By Ikuko Kao, Reuters
LONDON — Oil plummeted below US$96 a barrel on Wednesday as weekly U.S. data showed a larger than expected increase in crude inventories and falls in fuel demand.
U.S. crude fell more than US$4 to as low as US$95.95 a barrel, reversing a rise of more than US$2 to as high as US$102.84 earlier in the day. It was trading US$2.92 lower at US$97.72 a barrel by 1530 GMT.
London Brent crude was US$3.77 down at US$94.40.
Crude oil inventories in the United States, the world’s largest oil consumer, increased by 4.3 million barrels last week, data from the Energy Information Administration (EIA) showed. Analysts had expected a 2.4 million barrel increase.
“The numbers look bearish. Recent EIA data about U.S. demand has also been negative,” Mark Kellstrom, analyst with Strategic Energy Research, said.
“This probably continues to weigh on crude prices.”
The government data also showed a surprise 900,000 barrel increase in gasoline stocks, against analysts’ forecasts for a 1.6 million barrel drop. Total oil product demand over the past four weeks fell 7.1 percent from a year earlier.
New York RBOB gasoline futures fell more sharply than crude. Heating oil futures were trading lower despite a drawdown in distillate inventories, including heating oil.
“The only supportive figure was the 2.3 million barrel drop in distillate stocks, but this bullish item should be easily overshadowed by the other data,” said Jim Ritterbusch, the president of Ritterbusch & Associates.
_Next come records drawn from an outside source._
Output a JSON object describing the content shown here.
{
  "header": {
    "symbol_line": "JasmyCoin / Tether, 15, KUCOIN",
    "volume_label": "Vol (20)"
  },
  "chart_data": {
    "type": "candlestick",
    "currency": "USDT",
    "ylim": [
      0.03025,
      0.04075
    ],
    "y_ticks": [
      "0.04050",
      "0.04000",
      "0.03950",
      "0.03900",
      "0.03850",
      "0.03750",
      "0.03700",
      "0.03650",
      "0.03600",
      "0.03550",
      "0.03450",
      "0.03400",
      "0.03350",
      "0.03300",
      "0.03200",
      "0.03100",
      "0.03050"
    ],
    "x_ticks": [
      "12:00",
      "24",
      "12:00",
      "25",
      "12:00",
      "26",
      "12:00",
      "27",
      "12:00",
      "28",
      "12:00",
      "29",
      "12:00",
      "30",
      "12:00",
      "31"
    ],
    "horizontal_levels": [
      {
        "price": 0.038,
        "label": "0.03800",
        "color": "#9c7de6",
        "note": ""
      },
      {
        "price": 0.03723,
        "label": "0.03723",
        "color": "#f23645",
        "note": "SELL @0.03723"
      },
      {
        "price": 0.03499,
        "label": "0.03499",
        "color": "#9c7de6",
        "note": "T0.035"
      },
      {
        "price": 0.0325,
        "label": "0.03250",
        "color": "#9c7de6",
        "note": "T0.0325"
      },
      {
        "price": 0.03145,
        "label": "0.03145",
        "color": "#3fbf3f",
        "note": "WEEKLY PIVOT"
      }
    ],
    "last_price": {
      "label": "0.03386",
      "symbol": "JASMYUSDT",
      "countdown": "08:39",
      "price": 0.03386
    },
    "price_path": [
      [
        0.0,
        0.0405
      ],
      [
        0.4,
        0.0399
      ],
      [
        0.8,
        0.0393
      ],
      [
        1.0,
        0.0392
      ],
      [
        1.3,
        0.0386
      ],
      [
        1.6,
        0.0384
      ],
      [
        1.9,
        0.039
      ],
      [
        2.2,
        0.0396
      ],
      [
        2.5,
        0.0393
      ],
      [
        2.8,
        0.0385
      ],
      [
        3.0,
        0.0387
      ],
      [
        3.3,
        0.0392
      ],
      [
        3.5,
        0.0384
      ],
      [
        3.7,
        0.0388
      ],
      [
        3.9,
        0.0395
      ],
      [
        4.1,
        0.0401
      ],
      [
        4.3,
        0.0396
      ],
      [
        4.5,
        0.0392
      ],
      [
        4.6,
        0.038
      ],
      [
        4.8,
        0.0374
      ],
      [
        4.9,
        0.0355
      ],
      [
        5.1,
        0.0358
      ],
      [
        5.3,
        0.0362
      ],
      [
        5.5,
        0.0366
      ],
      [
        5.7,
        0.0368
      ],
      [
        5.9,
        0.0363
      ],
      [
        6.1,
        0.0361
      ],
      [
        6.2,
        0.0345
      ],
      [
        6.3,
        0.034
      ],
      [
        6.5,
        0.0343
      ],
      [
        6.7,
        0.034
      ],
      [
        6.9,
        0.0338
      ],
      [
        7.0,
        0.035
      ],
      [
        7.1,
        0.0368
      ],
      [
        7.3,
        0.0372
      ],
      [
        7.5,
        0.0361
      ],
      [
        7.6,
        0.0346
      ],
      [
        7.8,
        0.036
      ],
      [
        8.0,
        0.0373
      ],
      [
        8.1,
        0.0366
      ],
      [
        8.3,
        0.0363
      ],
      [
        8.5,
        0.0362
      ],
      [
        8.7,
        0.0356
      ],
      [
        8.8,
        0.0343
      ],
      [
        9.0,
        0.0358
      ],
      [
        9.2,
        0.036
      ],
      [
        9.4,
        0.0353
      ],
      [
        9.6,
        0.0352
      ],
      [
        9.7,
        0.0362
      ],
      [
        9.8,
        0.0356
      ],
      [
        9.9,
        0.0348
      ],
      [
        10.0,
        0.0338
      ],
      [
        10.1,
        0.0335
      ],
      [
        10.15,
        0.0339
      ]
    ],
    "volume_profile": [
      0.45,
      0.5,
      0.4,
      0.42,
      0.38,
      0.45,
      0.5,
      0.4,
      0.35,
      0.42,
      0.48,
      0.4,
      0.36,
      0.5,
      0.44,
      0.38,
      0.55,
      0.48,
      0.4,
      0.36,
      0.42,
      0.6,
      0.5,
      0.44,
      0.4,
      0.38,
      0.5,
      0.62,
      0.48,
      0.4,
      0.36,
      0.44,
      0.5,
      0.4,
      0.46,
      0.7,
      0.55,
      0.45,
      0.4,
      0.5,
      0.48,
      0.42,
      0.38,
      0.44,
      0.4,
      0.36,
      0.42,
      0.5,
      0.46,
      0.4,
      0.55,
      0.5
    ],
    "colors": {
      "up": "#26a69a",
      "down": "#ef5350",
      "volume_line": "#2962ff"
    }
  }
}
“All in all, a drop to below US$95 in November crude could be seen today until financials come to the rescue.” The market focus will shift to the U.S. Senate’s move on a financial bailout package.
The Senate will vote late on Wednesday on a new version of the US$700-billion rescue package for Wall Street, rekindling hopes that the credit crisis can be eased before claiming yet more banks and causing further damage to the global economy. In broader global market rallies on Tuesday, U.S. crude settled US$4.27 higher at US$100.64, rebounding from Monday’s sharp US$10 loss that was in reaction to the rejection of the original rescue plan by the U.S. House of Representatives.